Voltei da academia e depois da recepção efusiva da cachorrada daqui de casa, sentei na poltrona para tirar os tênis, meias e esvaziar a sacola, separando o que era para lavar e o que era para guardar. Também retirei o aparelho de audição, desliguei e coloquei no montinho a ser guardado. Fui beber água e etc. e vi a Aurora distraída roendo alguma coisa. Pensei: “Não quero pensar que seja aquilo que estou pensando”. Me aproximei dela, e era. O pensamento tem força!
No dia seguinte, liguei para a empresa que forneceu o aparelho pedindo orientação sobre o que devia ser feito. Disseram para levar à assistência técnica e, de qualquer maneira, registrar um boletim de ocorrência na delegacia virtual, pois o dispositivo foi fornecido pelo SUS e teria que ser dado baixa se estivesse irremediavelmente imprestável.
Quando contei para a Marcela que fiz isso tudo, ela começou a rir. Eu não entendi, pois havia ficado sem o aparelho de audição. A explicação: “Você denunciou a Rorinha à polícia, coitadinha…”
A Rorinha a que a Marcela se refere é a Aurora Ayira-Mbya, cachorrinha que está sempre ligada em alta voltagem, adotada há quase um ano. Ela morava na Terra Indígena do Morro dos Cavalos, daí o sobrenome dela. Ayira significa “sem dono, independente” e Mbya, um ramo do povo Guarani.
Ficamos imaginando se a ficha pregressa (criminal) dela fosse acessada na delegacia, quais seriam os delitos que lhe seriam imputados? De memória, lembrei alguns:
- Destruição total de um aparelho auditivo;
- Destruição parcial de um par de sandálias havaianas;
- Destruição parcial de um cinto de couro masculino;
- Destruição parcial de um guardanapo de pano;
- Destruição total de um par de óculos de grau;
- Destruição total de um canteiro de espadas de São Jorge;
- Destruição parcial de plantas variadas no jardim;
- Destruição parcial de vários móveis de madeira;
- Destruição parcial de mantas de inverno destinadas a ela e às outras ‘irmãs’;
- Destruição total de brinquedos diversos e de caminhas.

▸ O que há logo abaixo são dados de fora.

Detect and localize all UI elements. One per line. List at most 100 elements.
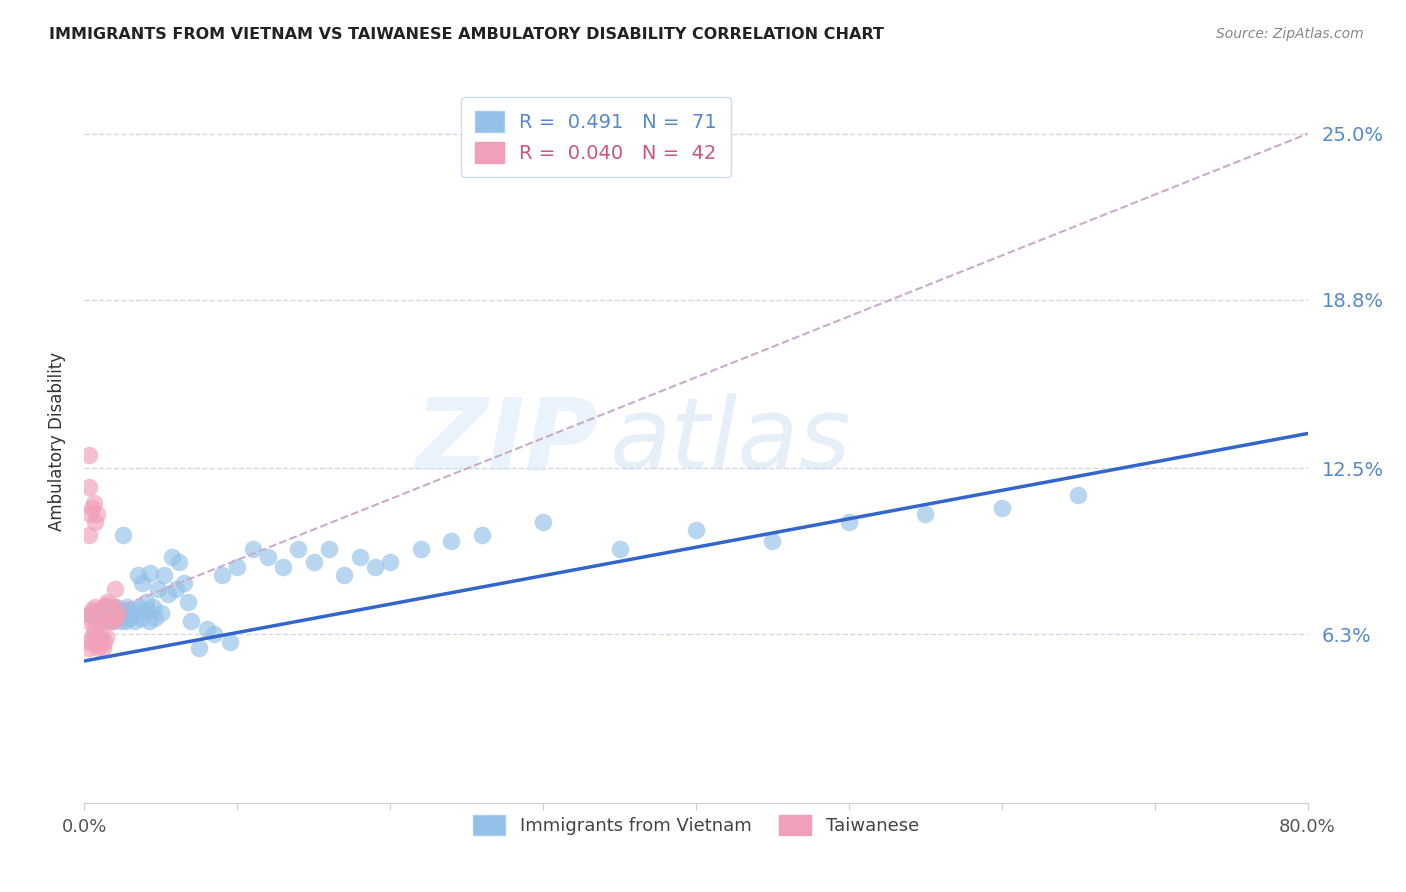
Point [138,614,160,628]
Point [128,600,150,615]
Point [409,541,432,556]
Point [101,603,124,617]
Point [84,515,107,529]
Point [914,507,936,521]
Point [77,614,100,628]
Point [91,600,114,615]
Point [96,595,118,609]
Point [211,568,233,582]
Point [77,480,100,494]
Point [991,501,1014,516]
Point [761,533,783,548]
Point [105,611,128,625]
Point [143,611,166,625]
Point [86,611,108,625]
Point [380,555,402,569]
Point [96,600,118,615]
Point [93,635,115,649]
Point [94,630,117,644]
Point [271,560,294,574]
Point [86,611,108,625]
Point [87,640,110,655]
Point [188,640,211,655]
Point [218,635,240,649]
Point [84,600,107,615]
Point [318,541,340,556]
Point [103,603,125,617]
Point [165,582,187,596]
Point [89,608,111,623]
Point [80,630,103,644]
Legend: Immigrants from Vietnam, Taiwanese: Immigrants from Vietnam, Taiwanese [464,806,928,845]
Point [440,533,463,548]
Point [135,595,157,609]
Point [131,576,153,591]
Point [146,582,169,596]
Point [84,635,107,649]
Point [127,568,149,582]
Point [80,501,103,516]
Point [91,603,114,617]
Point [97,611,120,625]
Text: Source: ZipAtlas.com: Source: ZipAtlas.com [1216,27,1364,41]
Point [149,606,172,620]
Point [180,614,202,628]
Point [471,528,494,542]
Point [80,606,103,620]
Point [120,606,142,620]
Point [118,611,141,625]
Point [531,515,554,529]
Point [107,611,129,625]
Point [838,515,860,529]
Point [93,614,115,628]
Point [114,614,136,628]
Point [104,600,127,615]
Point [79,507,101,521]
Point [79,608,101,623]
Point [90,603,112,617]
Text: atlas: atlas [610,393,852,490]
Point [103,614,125,628]
Point [173,576,195,591]
Point [226,560,249,574]
Point [101,614,124,628]
Point [79,635,101,649]
Point [94,606,117,620]
Point [364,560,387,574]
Point [89,614,111,628]
Point [96,598,118,612]
Point [121,608,143,623]
Text: IMMIGRANTS FROM VIETNAM VS TAIWANESE AMBULATORY DISABILITY CORRELATION CHART: IMMIGRANTS FROM VIETNAM VS TAIWANESE AMB… [49,27,884,42]
Point [257,549,280,564]
Point [177,595,200,609]
Point [157,587,180,601]
Point [129,611,152,625]
Point [112,603,135,617]
Point [333,568,356,582]
Point [77,640,100,655]
Point [77,448,100,462]
Point [97,614,120,628]
Point [98,608,121,623]
Point [89,635,111,649]
Point [77,528,100,542]
Point [115,600,138,615]
Point [107,606,129,620]
Point [83,614,105,628]
Point [685,523,707,537]
Point [90,630,112,644]
Point [108,606,131,620]
Point [302,555,325,569]
Point [349,549,371,564]
Point [98,606,121,620]
Point [167,555,190,569]
Point [202,627,225,641]
Point [104,582,127,596]
Point [136,603,159,617]
Y-axis label: Ambulatory Disability: Ambulatory Disability [48,352,66,531]
Point [160,549,183,564]
Point [153,568,176,582]
Point [139,566,162,580]
Point [83,624,105,639]
Point [80,603,103,617]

Há contra a acusada, ainda, a suspeita pela responsabilidade no sumiço de um pé de meia de nylon. Como o “corpo” nao foi encontrado, não há crime. In dubio pro reo.

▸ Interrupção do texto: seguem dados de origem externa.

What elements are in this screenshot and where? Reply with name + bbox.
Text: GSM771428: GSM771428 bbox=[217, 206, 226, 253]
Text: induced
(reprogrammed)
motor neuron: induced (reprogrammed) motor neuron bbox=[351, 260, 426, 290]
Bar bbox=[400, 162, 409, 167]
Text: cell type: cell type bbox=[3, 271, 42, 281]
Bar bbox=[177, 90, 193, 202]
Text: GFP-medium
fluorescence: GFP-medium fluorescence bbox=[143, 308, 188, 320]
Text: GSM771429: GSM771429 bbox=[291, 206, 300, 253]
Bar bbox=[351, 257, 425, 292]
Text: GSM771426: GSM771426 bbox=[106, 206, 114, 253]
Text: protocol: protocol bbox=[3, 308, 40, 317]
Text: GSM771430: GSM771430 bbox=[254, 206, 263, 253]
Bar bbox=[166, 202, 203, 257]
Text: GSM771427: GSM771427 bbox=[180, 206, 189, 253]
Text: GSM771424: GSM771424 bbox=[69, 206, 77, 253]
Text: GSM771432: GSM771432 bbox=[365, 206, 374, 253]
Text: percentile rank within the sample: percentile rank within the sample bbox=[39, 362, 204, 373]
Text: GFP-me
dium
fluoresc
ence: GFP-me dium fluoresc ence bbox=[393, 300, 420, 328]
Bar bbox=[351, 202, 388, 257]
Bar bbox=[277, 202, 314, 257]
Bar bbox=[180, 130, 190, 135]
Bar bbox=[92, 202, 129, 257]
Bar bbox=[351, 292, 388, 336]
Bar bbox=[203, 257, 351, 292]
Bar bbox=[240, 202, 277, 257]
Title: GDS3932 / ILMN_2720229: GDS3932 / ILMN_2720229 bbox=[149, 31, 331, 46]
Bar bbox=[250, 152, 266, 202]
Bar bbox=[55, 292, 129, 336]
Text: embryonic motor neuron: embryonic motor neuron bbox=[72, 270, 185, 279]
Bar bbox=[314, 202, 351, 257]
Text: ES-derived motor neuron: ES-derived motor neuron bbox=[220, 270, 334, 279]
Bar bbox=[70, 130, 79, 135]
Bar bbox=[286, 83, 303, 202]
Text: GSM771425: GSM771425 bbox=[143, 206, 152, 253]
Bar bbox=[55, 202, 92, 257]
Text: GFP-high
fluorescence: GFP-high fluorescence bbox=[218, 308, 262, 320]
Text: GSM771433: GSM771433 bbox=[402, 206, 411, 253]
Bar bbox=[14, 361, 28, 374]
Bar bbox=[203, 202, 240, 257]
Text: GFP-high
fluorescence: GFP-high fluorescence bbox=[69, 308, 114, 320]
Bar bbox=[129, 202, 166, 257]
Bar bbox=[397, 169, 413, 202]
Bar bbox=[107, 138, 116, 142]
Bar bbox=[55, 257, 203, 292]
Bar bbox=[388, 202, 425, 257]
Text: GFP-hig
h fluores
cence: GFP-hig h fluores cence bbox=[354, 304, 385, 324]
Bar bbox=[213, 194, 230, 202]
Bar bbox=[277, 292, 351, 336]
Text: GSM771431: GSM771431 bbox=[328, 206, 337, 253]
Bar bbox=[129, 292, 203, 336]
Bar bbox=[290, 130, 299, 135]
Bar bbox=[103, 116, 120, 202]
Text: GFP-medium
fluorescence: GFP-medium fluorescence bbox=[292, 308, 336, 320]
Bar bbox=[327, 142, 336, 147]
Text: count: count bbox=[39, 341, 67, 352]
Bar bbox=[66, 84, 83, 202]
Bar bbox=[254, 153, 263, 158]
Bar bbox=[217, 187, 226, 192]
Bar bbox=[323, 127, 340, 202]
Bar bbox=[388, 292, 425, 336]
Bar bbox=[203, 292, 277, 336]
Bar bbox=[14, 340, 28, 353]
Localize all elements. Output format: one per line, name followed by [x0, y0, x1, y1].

Também estariam registrados casos de ‘galicídios’ atribuídos a ela na aldeia Guarani. Rorinha é acusada de ter matado algumas galinhas de famílias indígenas. A alegação é de que os crimes foram cometidos por motivo famélico, mas a tese da defesa não foi aceita. Foi então decretada a fatwa, pena de morte contra cadelinha, por isso ela está exilada aqui em casa sem possibilidade de extradição.